I've heard all of this before, but I've never seen anyone actually describe what the particular off flavor is supposed to be. IMO, the burden of proof is on those claiming that you can indeed get some sort of negative flavor profile by doing this. If there's an off-flavor caused by rapid cold crashing, my taste buds have never ever picked up even the faintest hint of it.
 
Of course yeast find big temps swings stressful. They go dormant as a result of the stress. That process does take some toll on them and they don't restart as quickly as if they were in full swing already. Of course, they are really, really good at going dormant and reemerging.
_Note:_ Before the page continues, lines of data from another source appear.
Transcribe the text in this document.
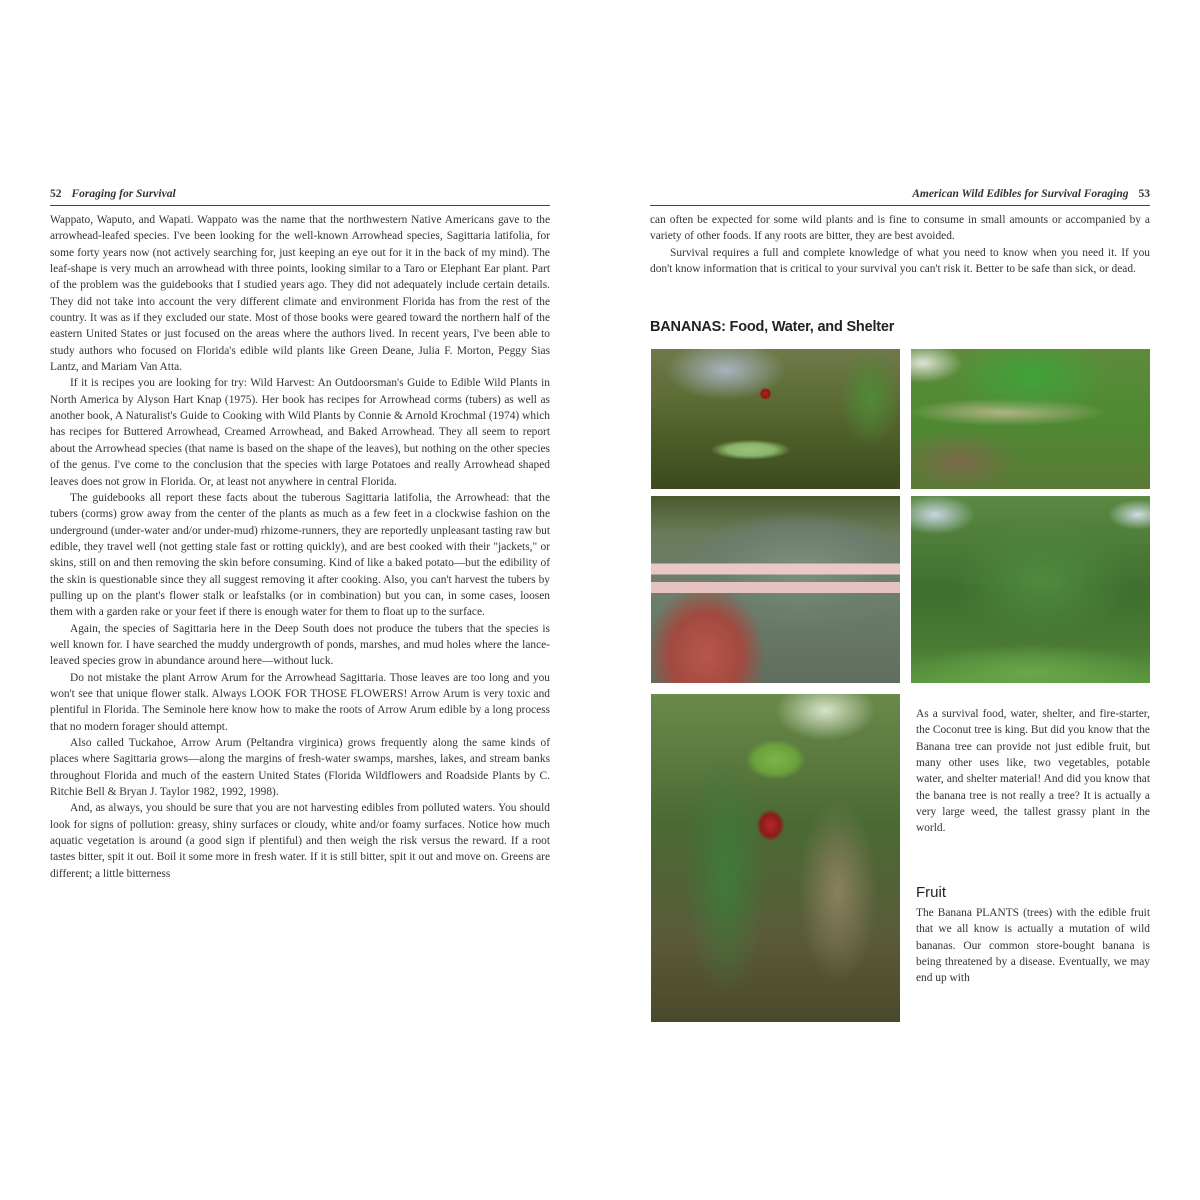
52 Foraging for Survival

Wappato, Waputo, and Wapati. Wappato was the name that the northwestern Native Americans gave to the arrowhead-leafed species. I've been looking for the well-known Arrowhead species, Sagittaria latifolia, for some forty years now (not actively searching for, just keeping an eye out for it in the back of my mind). The leaf-shape is very much an arrowhead with three points, looking similar to a Taro or Elephant Ear plant. Part of the problem was the guidebooks that I studied years ago. They did not adequately include certain details. They did not take into account the very different climate and environment Florida has from the rest of the country. It was as if they excluded our state. Most of those books were geared toward the northern half of the eastern United States or just focused on the areas where the authors lived. In recent years, I've been able to study authors who focused on Florida's edible wild plants like Green Deane, Julia F. Morton, Peggy Sias Lantz, and Mariam Van Atta.

If it is recipes you are looking for try: Wild Harvest: An Outdoorsman's Guide to Edible Wild Plants in North America by Alyson Hart Knap (1975). Her book has recipes for Arrowhead corms (tubers) as well as another book, A Naturalist's Guide to Cooking with Wild Plants by Connie & Arnold Krochmal (1974) which has recipes for Buttered Arrowhead, Creamed Arrowhead, and Baked Arrowhead. They all seem to report about the Arrowhead species (that name is based on the shape of the leaves), but nothing on the other species of the genus. I've come to the conclusion that the species with large Potatoes and really Arrowhead shaped leaves does not grow in Florida. Or, at least not anywhere in central Florida.

The guidebooks all report these facts about the tuberous Sagittaria latifolia, the Arrowhead: that the tubers (corms) grow away from the center of the plants as much as a few feet in a clockwise fashion on the underground (under-water and/or under-mud) rhizome-runners, they are reportedly unpleasant tasting raw but edible, they travel well (not getting stale fast or rotting quickly), and are best cooked with their "jackets," or skins, still on and then removing the skin before consuming. Kind of like a baked potato—but the edibility of the skin is questionable since they all suggest removing it after cooking. Also, you can't harvest the tubers by pulling up on the plant's flower stalk or leafstalks (or in combination) but you can, in some cases, loosen them with a garden rake or your feet if there is enough water for them to float up to the surface.

Again, the species of Sagittaria here in the Deep South does not produce the tubers that the species is well known for. I have searched the muddy undergrowth of ponds, marshes, and mud holes where the lance-leaved species grow in abundance around here—without luck.

Do not mistake the plant Arrow Arum for the Arrowhead Sagittaria. Those leaves are too long and you won't see that unique flower stalk. Always LOOK FOR THOSE FLOWERS! Arrow Arum is very toxic and plentiful in Florida. The Seminole here know how to make the roots of Arrow Arum edible by a long process that no modern forager should attempt.

Also called Tuckahoe, Arrow Arum (Peltandra virginica) grows frequently along the same kinds of places where Sagittaria grows—along the margins of fresh-water swamps, marshes, lakes, and stream banks throughout Florida and much of the eastern United States (Florida Wildflowers and Roadside Plants by C. Ritchie Bell & Bryan J. Taylor 1982, 1992, 1998).

And, as always, you should be sure that you are not harvesting edibles from polluted waters. You should look for signs of pollution: greasy, shiny surfaces or cloudy, white and/or foamy surfaces. Notice how much aquatic vegetation is around (a good sign if plentiful) and then weigh the risk versus the reward. If a root tastes bitter, spit it out. Boil it some more in fresh water. If it is still bitter, spit it out and move on. Greens are different; a little bitterness

American Wild Edibles for Survival Foraging 53

can often be expected for some wild plants and is fine to consume in small amounts or accompanied by a variety of other foods. If any roots are bitter, they are best avoided.

Survival requires a full and complete knowledge of what you need to know when you need it. If you don't know information that is critical to your survival you can't risk it. Better to be safe than sick, or dead.

BANANAS: Food, Water, and Shelter
As a survival food, water, shelter, and fire-starter, the Coconut tree is king. But did you know that the Banana tree can provide not just edible fruit, but many other uses like, two vegetables, potable water, and shelter material! And did you know that the banana tree is not really a tree? It is actually a very large weed, the tallest grassy plant in the world.
Fruit
The Banana PLANTS (trees) with the edible fruit that we all know is actually a mutation of wild bananas. Our common store-bought banana is being threatened by a disease. Eventually, we may end up with
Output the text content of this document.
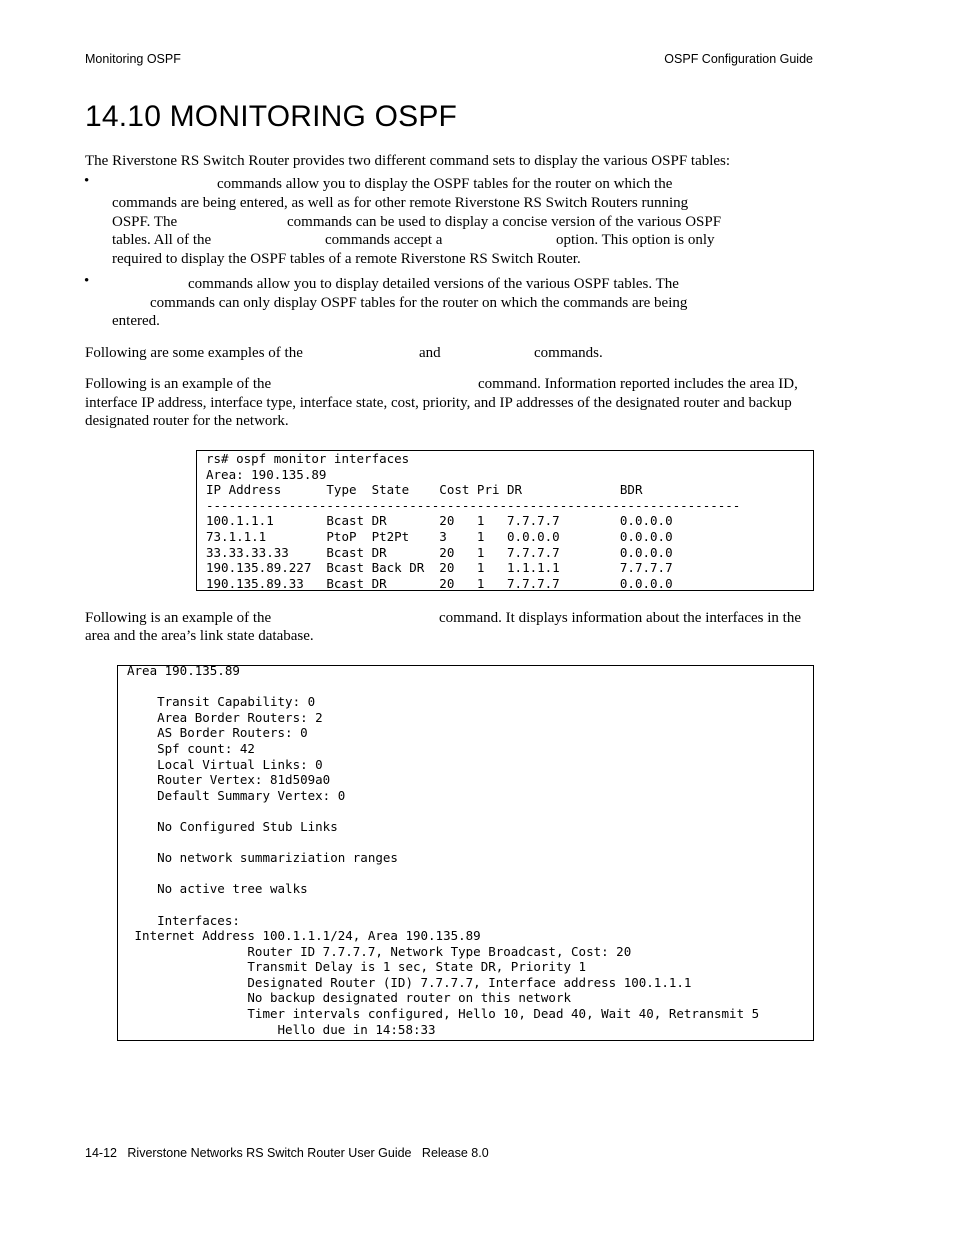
Monitoring OSPF	OSPF Configuration Guide
14.10 MONITORING OSPF
The Riverstone RS Switch Router provides two different command sets to display the various OSPF tables:
•	commands allow you to display the OSPF tables for the router on which the
commands are being entered, as well as for other remote Riverstone RS Switch Routers running
OSPF. The	commands can be used to display a concise version of the various OSPF
tables. All of the	commands accept a	option. This option is only
required to display the OSPF tables of a remote Riverstone RS Switch Router.
•	commands allow you to display detailed versions of the various OSPF tables. The
commands can only display OSPF tables for the router on which the commands are being
entered.
Following are some examples of the	and	commands.
Following is an example of the	command. Information reported includes the area ID,
interface IP address, interface type, interface state, cost, priority, and IP addresses of the designated router and backup
designated router for the network.
rs# ospf monitor interfaces
Area: 190.135.89
IP Address      Type  State    Cost Pri DR             BDR
-----------------------------------------------------------------------
100.1.1.1       Bcast DR       20   1   7.7.7.7        0.0.0.0
73.1.1.1        PtoP  Pt2Pt    3    1   0.0.0.0        0.0.0.0
33.33.33.33     Bcast DR       20   1   7.7.7.7        0.0.0.0
190.135.89.227  Bcast Back DR  20   1   1.1.1.1        7.7.7.7
190.135.89.33   Bcast DR       20   1   7.7.7.7        0.0.0.0
Following is an example of the	command. It displays information about the interfaces in the
area and the area’s link state database.
Area 190.135.89

Transit Capability: 0
Area Border Routers: 2
AS Border Routers: 0
Spf count: 42
Local Virtual Links: 0
Router Vertex: 81d509a0
Default Summary Vertex: 0

No Configured Stub Links

No network summariziation ranges

No active tree walks

Interfaces:
Internet Address 100.1.1.1/24, Area 190.135.89
Router ID 7.7.7.7, Network Type Broadcast, Cost: 20
Transmit Delay is 1 sec, State DR, Priority 1
Designated Router (ID) 7.7.7.7, Interface address 100.1.1.1
No backup designated router on this network
Timer intervals configured, Hello 10, Dead 40, Wait 40, Retransmit 5
Hello due in 14:58:33
14-12   Riverstone Networks RS Switch Router User Guide   Release 8.0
A couple thousand years of selective breeding has resulted in yeast that can easily take that kind of abuse and still produce tasty beer.
 
Many folks cold crash their lager yeast starters yet still get fermentation to start in 12 or so hours, which is just fine. I'm working on testing a theory that cold crashing to fridge temp (about 35-40f?) is fine but 32f causes a deeper dormancy. I've never read or heard this, but I think I've seen it a couple times... still trying to confirm.
 
I've heard all of this before, but I've never seen anyone actually describe what the particular off flavor is supposed to be. IMO, the burden of proof is on those claiming that you can indeed get some sort of negative flavor profile by doing this. If there's an off-flavor caused by rapid cold crashing, my taste buds have never ever picked up even the faintest hint of it.

I too would like to know if there is a difference. But you said in your original post
I've yet to detect any sort of problem with the practice.
but without comparing against a control, none of us will detect a difference or a problem. As I said, I know pro brewers who have said it makes a difference. For all I know, the difference may HELP some styles!

The closest I've found to a description of what is going on and what one might taste was that rapid temperature changes can cause SOME yeast cells to autolyse, and contribute the flavors associated with autolysis. Like you, BigFloyd, I've never tasted it in my rapidly chilled beers. But I can't assert that it hasn't affected my beers, because I've never had a control.